= Harvey Sindima =

Harvey J Sindima is a Malawian theologian, philosopher, professor and author. He has written extensively on matters of African philosophy, religious ethics and spirituality. He is the original voice behind the Malawian philosophy of personhood: "umunthu". He also works on independent charity project called Blantyre North Relief Project (BNRP) in Blantyre, Malawi with his wife Gertrude Sindima.

As part of the BNRP, Harvey and Gertrude Sindima have built an independent university, Sindima Memorial Institute. It is a liberal arts university with a great emphasis in the fields of medicine, science, arts and technology. It is built solidly on the foundations of "umunthu."

He received a CTS at the Church of Central Africa Presbyterian Theological College in 1976. He attended the CPS New College and University of Edinburgh well. He received a master's degree in divinity from the International Theological Center in 1982 and a PhD at Princeton Theological Seminary in 1988. He currently teaches at Colgate University.

==Books==
- The Gospel According to the Marginalized - 2010
- Introduction to Religious Studies - 2009
- Reclaiming Christianity in the 21st.

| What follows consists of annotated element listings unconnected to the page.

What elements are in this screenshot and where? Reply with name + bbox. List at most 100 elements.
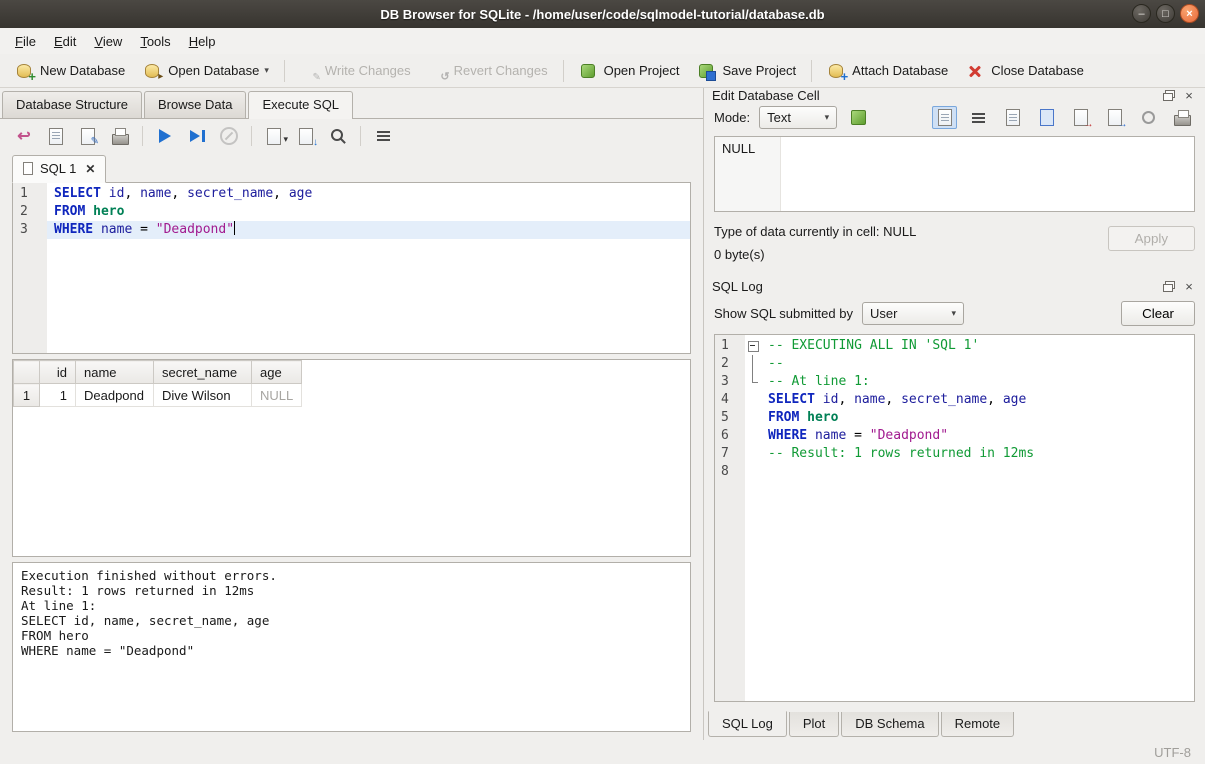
toolbar-separator — [142, 126, 143, 146]
cell-value-editor[interactable]: NULL — [714, 136, 1195, 212]
submitter-select[interactable]: User ▾ — [862, 302, 964, 325]
close-dock-icon[interactable]: × — [1181, 279, 1197, 293]
set-null-icon-button[interactable] — [1136, 106, 1161, 129]
column-header-secret-name[interactable]: secret_name — [154, 361, 252, 384]
row-number[interactable]: 1 — [14, 384, 40, 407]
print-icon[interactable] — [110, 126, 130, 146]
float-dock-icon[interactable] — [1161, 89, 1177, 103]
line-number: 3 — [13, 221, 47, 239]
save-project-button[interactable]: Save Project — [688, 57, 805, 85]
save-sql-as-icon[interactable] — [78, 126, 98, 146]
execute-sql-panel: SQL 1 ✕ 1SELECT id, name, secret_name, a… — [0, 118, 703, 740]
column-header-name[interactable]: name — [76, 361, 154, 384]
fold-marker-icon[interactable] — [745, 337, 761, 355]
close-dock-icon[interactable]: × — [1181, 89, 1197, 103]
new-database-button[interactable]: New Database — [6, 57, 134, 85]
close-button[interactable]: × — [1180, 4, 1199, 23]
open-database-icon — [143, 62, 161, 80]
code-token: -- — [768, 356, 784, 371]
encoding-indicator[interactable]: UTF-8 — [1154, 745, 1191, 760]
tab-database-structure[interactable]: Database Structure — [2, 91, 142, 118]
sql-tab[interactable]: SQL 1 ✕ — [12, 155, 106, 183]
write-changes-icon — [300, 62, 318, 80]
edit-cell-header: Edit Database Cell × — [704, 88, 1205, 103]
cell[interactable]: NULL — [252, 384, 302, 407]
cell-value-text: NULL — [715, 137, 781, 211]
clear-log-button[interactable]: Clear — [1121, 301, 1195, 326]
bottom-tab-plot[interactable]: Plot — [789, 712, 839, 737]
attach-database-button[interactable]: Attach Database — [818, 57, 957, 85]
maximize-button[interactable]: □ — [1156, 4, 1175, 23]
code-token: name — [140, 186, 171, 201]
cell[interactable]: Deadpond — [76, 384, 154, 407]
print-cell-icon-button[interactable] — [1170, 106, 1195, 129]
line-number: 1 — [13, 185, 47, 203]
toolbar-button-label: New Database — [40, 63, 125, 78]
word-wrap-icon[interactable] — [373, 126, 393, 146]
cell-info: Type of data currently in cell: NULL 0 b… — [704, 222, 1205, 268]
open-external-icon-button[interactable] — [1000, 106, 1025, 129]
menu-item-tools[interactable]: Tools — [131, 30, 179, 53]
copy-cell-icon-button[interactable] — [1034, 106, 1059, 129]
menu-item-view[interactable]: View — [85, 30, 131, 53]
code-token: -- EXECUTING ALL IN 'SQL 1' — [768, 338, 979, 353]
mode-select[interactable]: Text ▾ — [759, 106, 837, 129]
fold-gutter — [745, 391, 761, 409]
cell[interactable]: Dive Wilson — [154, 384, 252, 407]
configure-mode-icon — [849, 108, 869, 128]
column-header-age[interactable]: age — [252, 361, 302, 384]
sql-editor[interactable]: 1SELECT id, name, secret_name, age2FROM … — [12, 182, 691, 354]
toolbar-button-label: Revert Changes — [454, 63, 548, 78]
tab-browse-data[interactable]: Browse Data — [144, 91, 246, 118]
fold-marker-icon[interactable] — [745, 355, 761, 373]
close-tab-icon[interactable]: ✕ — [85, 162, 95, 176]
bottom-tab-db-schema[interactable]: DB Schema — [841, 712, 938, 737]
code-text: SELECT id, name, secret_name, age — [761, 391, 1194, 409]
code-token: -- At line 1: — [768, 374, 870, 389]
dropdown-chevron-icon[interactable]: ▾ — [264, 65, 269, 76]
column-header-id[interactable]: id — [40, 361, 76, 384]
line-number: 3 — [715, 373, 745, 391]
export-results-icon[interactable] — [264, 126, 284, 146]
cell[interactable]: 1 — [40, 384, 76, 407]
find-replace-icon[interactable] — [328, 126, 348, 146]
sql-log-title: SQL Log — [712, 279, 1157, 294]
revert-changes-icon — [429, 62, 447, 80]
code-line: 6WHERE name = "Deadpond" — [715, 427, 1194, 445]
execute-all-icon[interactable] — [155, 126, 175, 146]
tab-execute-sql[interactable]: Execute SQL — [248, 91, 353, 119]
fold-gutter — [745, 409, 761, 427]
toolbar-button-label: Open Database — [168, 63, 259, 78]
word-wrap-cell-icon-button[interactable] — [966, 106, 991, 129]
table-row: 11DeadpondDive WilsonNULL — [14, 384, 302, 407]
menu-item-edit[interactable]: Edit — [45, 30, 85, 53]
apply-button[interactable]: Apply — [1108, 226, 1195, 251]
sql-log-view[interactable]: 1-- EXECUTING ALL IN 'SQL 1'2--3-- At li… — [714, 334, 1195, 702]
cell-value-body[interactable] — [781, 137, 1194, 211]
close-database-button[interactable]: Close Database — [957, 57, 1093, 85]
float-dock-icon[interactable] — [1161, 279, 1177, 293]
open-project-button[interactable]: Open Project — [570, 57, 689, 85]
import-cell-icon-button[interactable] — [1068, 106, 1093, 129]
execute-current-line-icon[interactable] — [187, 126, 207, 146]
open-sql-file-icon[interactable] — [14, 126, 34, 146]
minimize-button[interactable]: – — [1132, 4, 1151, 23]
text-mode-icon-button[interactable] — [932, 106, 957, 129]
execution-message-text: Execution finished without errors. Resul… — [21, 568, 682, 658]
save-sql-file-icon[interactable] — [46, 126, 66, 146]
menubar: FileEditViewToolsHelp — [0, 28, 1205, 54]
code-token — [807, 428, 815, 443]
save-results-icon[interactable] — [296, 126, 316, 146]
export-cell-icon-button[interactable] — [1102, 106, 1127, 129]
sql-editor-toolbar — [0, 119, 703, 153]
code-token — [101, 186, 109, 201]
bottom-tab-remote[interactable]: Remote — [941, 712, 1015, 737]
configure-mode-icon[interactable] — [846, 106, 871, 129]
menu-item-file[interactable]: File — [6, 30, 45, 53]
menu-item-help[interactable]: Help — [180, 30, 225, 53]
fold-marker-icon[interactable] — [745, 373, 761, 391]
open-database-button[interactable]: Open Database ▾ — [134, 57, 278, 85]
bottom-tab-bar: SQL LogPlotDB SchemaRemote — [704, 712, 1205, 740]
bottom-tab-sql-log[interactable]: SQL Log — [708, 711, 787, 737]
mode-value: Text — [767, 110, 791, 125]
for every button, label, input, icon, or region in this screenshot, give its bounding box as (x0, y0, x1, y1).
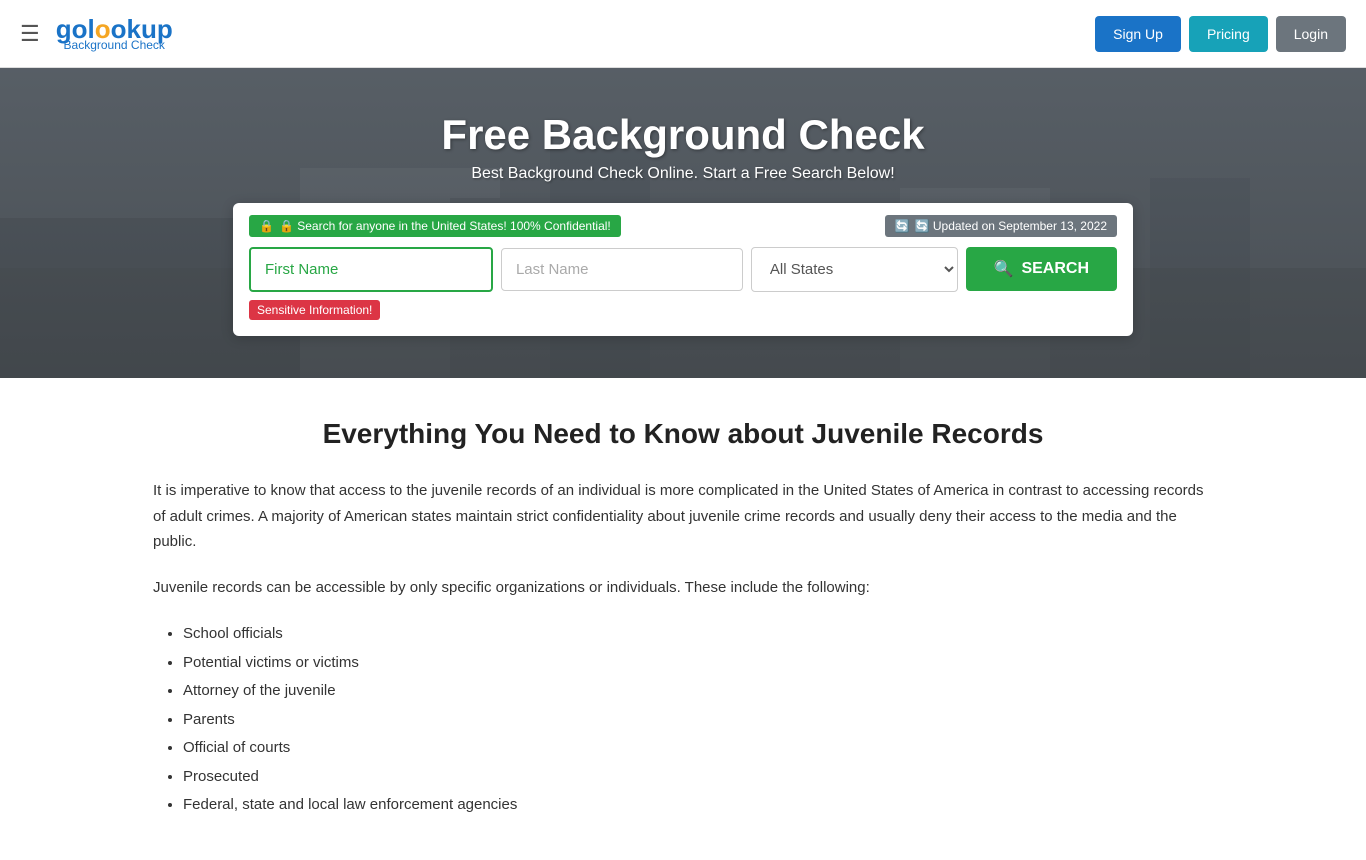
login-button[interactable]: Login (1276, 16, 1346, 52)
list-item: Attorney of the juvenile (183, 677, 1213, 706)
confidential-badge: 🔒 🔒 Search for anyone in the United Stat… (249, 215, 621, 237)
hamburger-menu-icon[interactable]: ☰ (20, 21, 40, 47)
main-content: Everything You Need to Know about Juveni… (133, 378, 1233, 860)
search-icon: 🔍 (994, 259, 1014, 279)
search-container: 🔒 🔒 Search for anyone in the United Stat… (233, 203, 1133, 336)
list-item: Potential victims or victims (183, 649, 1213, 678)
article-paragraph-2: Juvenile records can be accessible by on… (153, 575, 1213, 601)
list-item: Federal, state and local law enforcement… (183, 791, 1213, 820)
first-name-input[interactable] (249, 247, 493, 292)
article-title: Everything You Need to Know about Juveni… (153, 418, 1213, 450)
search-button[interactable]: 🔍 SEARCH (966, 247, 1117, 291)
search-fields: All States Alabama Alaska Arizona Arkans… (249, 247, 1117, 292)
hero-title: Free Background Check (441, 111, 924, 159)
header: ☰ golookup Background Check Sign Up Pric… (0, 0, 1366, 68)
article-paragraph-1: It is imperative to know that access to … (153, 478, 1213, 555)
state-select[interactable]: All States Alabama Alaska Arizona Arkans… (751, 247, 958, 292)
lock-icon: 🔒 (259, 219, 274, 233)
hero-subtitle: Best Background Check Online. Start a Fr… (471, 165, 894, 183)
signup-button[interactable]: Sign Up (1095, 16, 1181, 52)
search-button-label: SEARCH (1021, 260, 1089, 278)
updated-badge: 🔄 🔄 Updated on September 13, 2022 (885, 215, 1117, 237)
hero-section: Free Background Check Best Background Ch… (0, 68, 1366, 378)
list-item: Prosecuted (183, 763, 1213, 792)
header-right: Sign Up Pricing Login (1095, 16, 1346, 52)
last-name-input[interactable] (501, 248, 743, 291)
logo-subtitle: Background Check (56, 38, 173, 52)
list-item: Official of courts (183, 734, 1213, 763)
sensitive-badge: Sensitive Information! (249, 292, 1117, 320)
pricing-button[interactable]: Pricing (1189, 16, 1268, 52)
confidential-text: 🔒 Search for anyone in the United States… (279, 219, 611, 233)
logo[interactable]: golookup Background Check (56, 16, 173, 52)
refresh-icon: 🔄 (895, 219, 910, 233)
sensitive-badge-text: Sensitive Information! (249, 300, 380, 320)
list-item: School officials (183, 620, 1213, 649)
article-body: It is imperative to know that access to … (153, 478, 1213, 820)
search-top-bar: 🔒 🔒 Search for anyone in the United Stat… (249, 215, 1117, 237)
updated-text: 🔄 Updated on September 13, 2022 (915, 219, 1107, 233)
article-list: School officials Potential victims or vi… (183, 620, 1213, 820)
list-item: Parents (183, 706, 1213, 735)
header-left: ☰ golookup Background Check (20, 16, 173, 52)
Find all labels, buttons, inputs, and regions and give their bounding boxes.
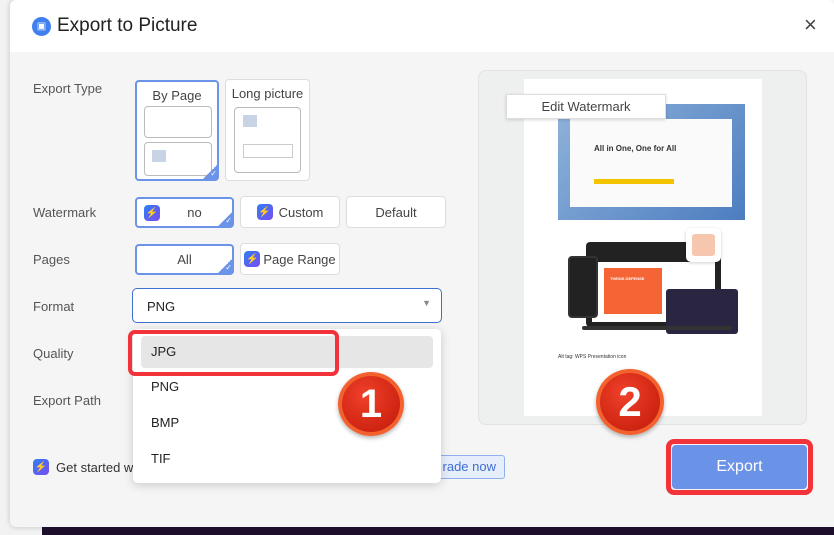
step-badge-2: 2	[596, 369, 664, 435]
watermark-custom[interactable]: ⚡ Custom	[240, 196, 340, 228]
watermark-default[interactable]: Default	[346, 196, 446, 228]
watermark-no[interactable]: ⚡ no	[135, 197, 234, 228]
watermark-label: Watermark	[33, 205, 97, 220]
export-type-label: Export Type	[33, 81, 103, 96]
preview-page: All in One, One for All THESIS DEFENSE A…	[524, 79, 762, 416]
watermark-default-label: Default	[375, 204, 417, 220]
chevron-down-icon: ▼	[422, 298, 431, 308]
export-type-by-page[interactable]: By Page	[135, 80, 219, 181]
dialog-title: Export to Picture	[57, 15, 198, 36]
premium-bolt-icon: ⚡	[33, 459, 49, 475]
premium-bolt-icon: ⚡	[256, 204, 273, 220]
page-thumb-icon	[144, 106, 212, 138]
format-value: PNG	[147, 299, 176, 314]
step-badge-1: 1	[338, 372, 404, 436]
highlight-box-jpg	[128, 330, 339, 376]
picture-icon: ▣	[32, 17, 51, 36]
quality-label: Quality	[33, 346, 74, 361]
premium-bolt-icon: ⚡	[244, 251, 261, 267]
export-button[interactable]: Export	[672, 445, 807, 489]
pages-all[interactable]: All	[135, 244, 234, 275]
close-button[interactable]: ×	[804, 12, 817, 38]
preview-headline: All in One, One for All	[594, 144, 677, 153]
page-range-label: Page Range	[263, 251, 336, 267]
export-path-label: Export Path	[33, 393, 101, 408]
pages-all-label: All	[177, 252, 192, 267]
background-window-strip	[42, 527, 834, 535]
format-select[interactable]: PNG ▼	[132, 288, 442, 323]
pages-page-range[interactable]: ⚡ Page Range	[240, 243, 340, 275]
by-page-label: By Page	[152, 88, 202, 103]
long-page-thumb-icon	[234, 107, 301, 173]
watermark-no-label: no	[187, 205, 202, 220]
export-type-long-picture[interactable]: Long picture	[225, 79, 310, 181]
promo-text: Get started w	[56, 460, 134, 475]
format-label: Format	[33, 299, 75, 314]
watermark-custom-label: Custom	[278, 204, 324, 220]
edit-watermark-button[interactable]: Edit Watermark	[506, 94, 666, 119]
preview-devices-image: THESIS DEFENSE	[568, 228, 738, 339]
premium-bolt-icon: ⚡	[144, 205, 160, 221]
page-thumb-icon	[144, 142, 212, 176]
long-picture-label: Long picture	[231, 86, 304, 101]
format-option-tif[interactable]: TIF	[141, 443, 433, 475]
pages-label: Pages	[33, 252, 70, 267]
preview-caption: Alt tag: WPS Presentation icon	[558, 354, 627, 360]
preview-screenshot-image: All in One, One for All	[558, 104, 745, 220]
slide-title: THESIS DEFENSE	[610, 276, 645, 281]
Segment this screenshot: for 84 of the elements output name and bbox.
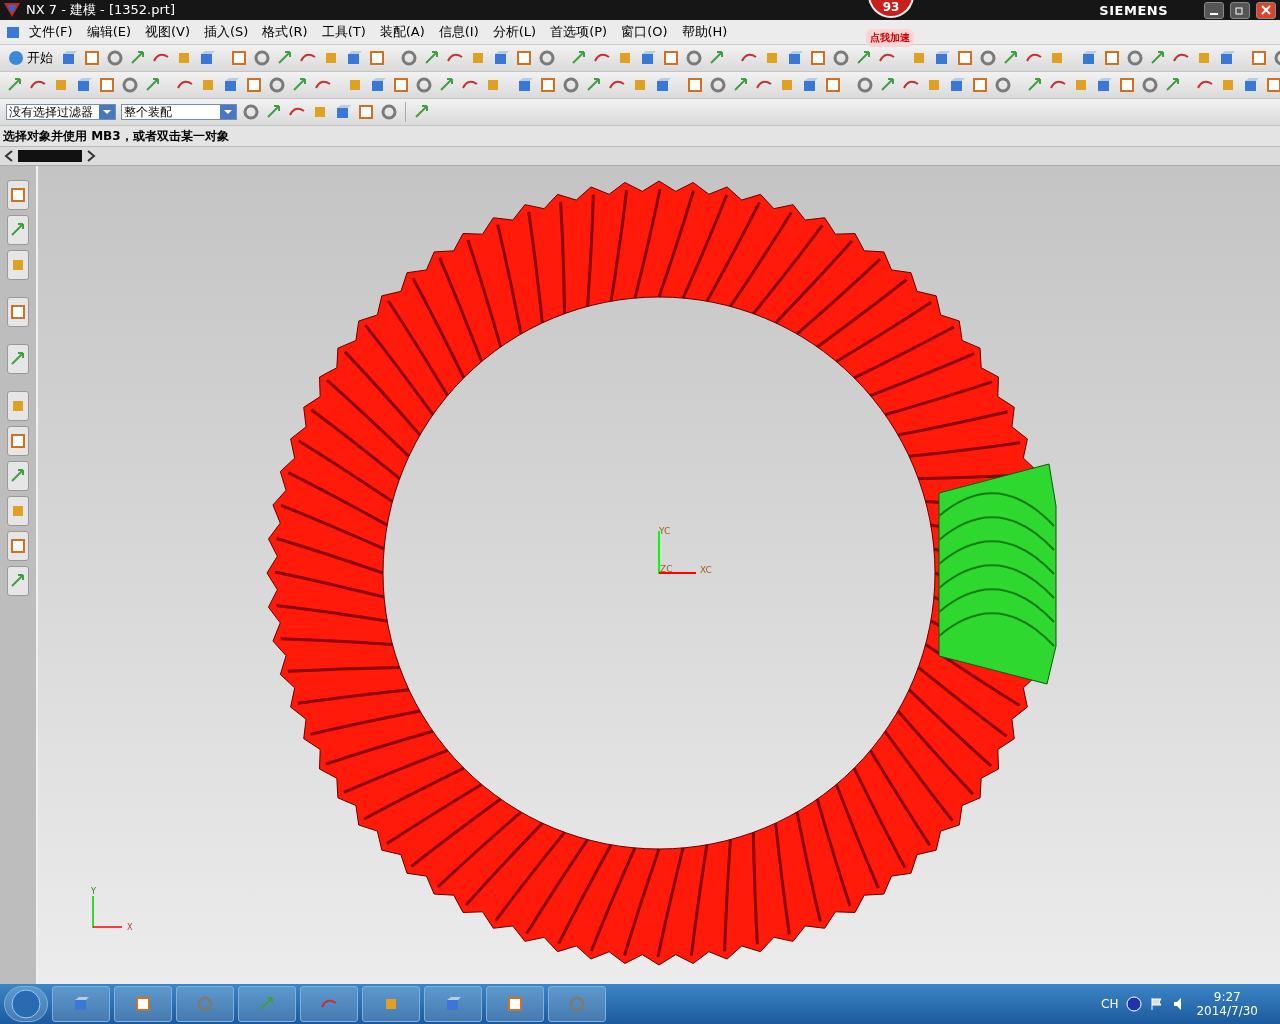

Century: Building a Spiritual Powerhouse - 2007
- The Gospel According to John: A Devotional Commentary - 2006
- Africa's Agenda: The Legacy of Liberalism and Colonialism in the Crisis of African Values (Contributions in Afro-American and African Studies: Contemporary Black Poets)- 2005
- The Gospel According to the Marginalized (Martin Luther King Jr. Memorial Studies in Religion, Culture, and Social Development ; Vol. 6) - 2005
- Malawi's First Republic: An Economic and Political Analysis - 2002
- Religious and Political Ethics in Africa: A Moral Inquiry (Contributions in Afro-American and African Studies)- 1998
- Drums of Redemption: An Introduction to African Christianity (Contributions to the Study of Religion)- 1994
- The Legacy of Scottish Missionaries in Malawi (Studies in the History of Missions) - 1992
Chapters:
- Education and Independence: Education in South Africa, 1658-1988 (Contributions in Afro-American and African Studies: Contemporary Black Poets) by Simphiwe A. Hlatshwayo-2000
- Major Issues in Islam: The Challenges Within and Without. Lanham, MD: Hamilton Books. 2018 ISBN 9780761870166.